Raking Dirt and Tending Tarpaulins is not generally a recommended career path to running a big league baseball club. Yet here are the Angels being run by a former grounds-keeper, whose four-year, $10-a-night apprenticeship at San Diego Jack Murphy Stadium included one comical rain delay. "The tarp hadn't been used in years, and it smelled awful," Bill Bavasi says, "It was basically four boneheads trying to figure out what they were doing."
But Bavasi, who started the job at 17, had connections. His dad, Buzzie, was president of the Padres in between stints as general manager of the Dodgers and then the Angels. Maybe groundskeeping sounded menial, but it was a job in baseball, wasn't it? "It was," says Bill, "a great opportunity to see things up close and learn."
Upon graduating from college in 1980, he took a job with the Angels as a minor league administrator. Four years later, in what was his father's last year before retiring, Bill was promoted to director of minor league operations. After nine years in that role, he became the assistant to general manager Whitey Herzog last September. Four months later Herzog quit, and Bavasi, 36, was elevated to general manager. He has moved into the same office at Anaheim Stadium that used to be his dad's.
"By my sophomore year in college, being around the game so much, I began to think, This is too much fun. I'd like to get a job in baseball," Bavasi says. "But I never really thought about being general manager. Whatever job I had—running the minor leagues, whatever—it was always good enough for me."
True to his background, Bavasi is again working from the ground up. The Angels figure to start six players between 24 and 27 years old, four of whom did not play in the big leagues before April 1992. But they also have veterans such as Chili Davis, Bo Jackson and Dwight Smith to offer experience, not to mention a tall tale or two to keep the youngsters entertained. "These guys tell more stories than Mother Goose," says shortstop Gary DiSarcina. Trouble is, California is again short on pitching beyond Mark Langston and Chuck Finley, who were 32-25 last year while the rest of the staff was 39-66. No matter. Thanks to realignment, the Angels have moved up their estimated time of arrival from 1995 to this year.
"There's been talk of '95, but what's the point of that?" Bavasi says. "We don't think anybody in this division is the '27 Yankees."

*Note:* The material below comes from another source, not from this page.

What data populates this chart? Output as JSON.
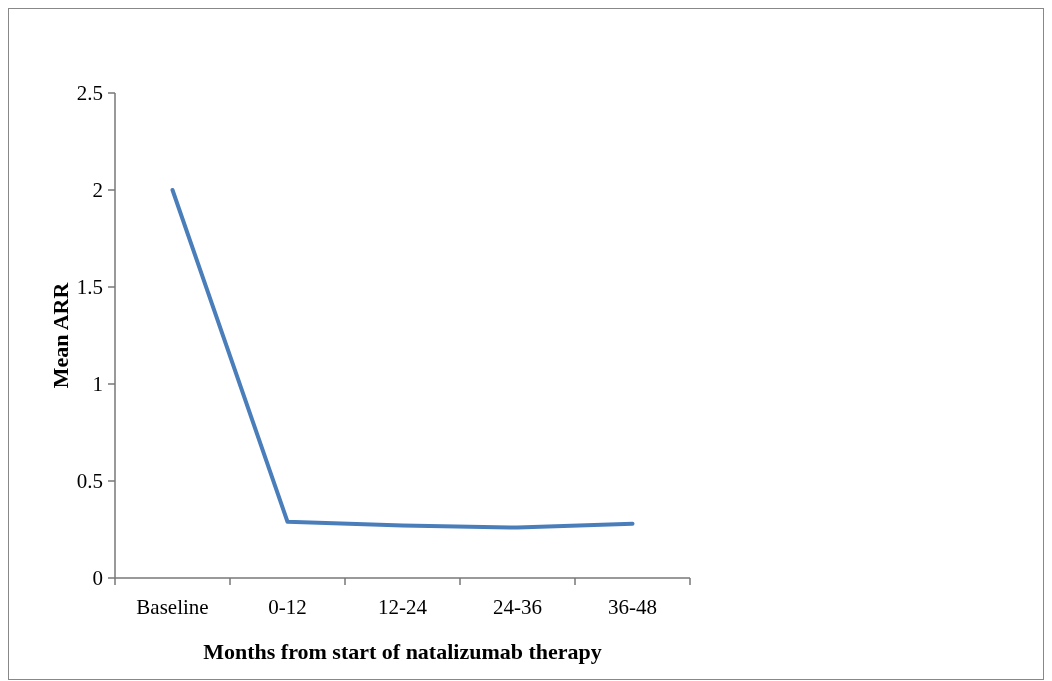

Meanwhile Bavasi is operating in his unpretentious and direct manner. When he arrived at spring training and found that the general manager's parking spot was still reserved in Herzog's name, he pulled into another spot. When he set an evening deadline to have all players under contract, he first checked his local media's deadlines to be sure they would have time to file their stories. He recently convinced DiSarcina, rightfielder Tim Salmon and centerfielder Chad Curtis that they should give up at least two years of arbitration eligibility in exchange for the security of long-term contracts, which he figures will save the team money.
"He spent a lot of time talking to us one-on-one," DiSarcina says. "One day he called me up at my apartment and said, 'I live close to you. Do you mind if I come over in 10 minutes?' He's real honest and straightforward."
Says Buzzie Bavasi, "Baseball is a small business. I know Billy will do well. He's got the two requirements for the job: He gets along with people, and he has common sense."
To be a hit in California, Bo has to cut down his K's: 106 in 284 at bats in '93.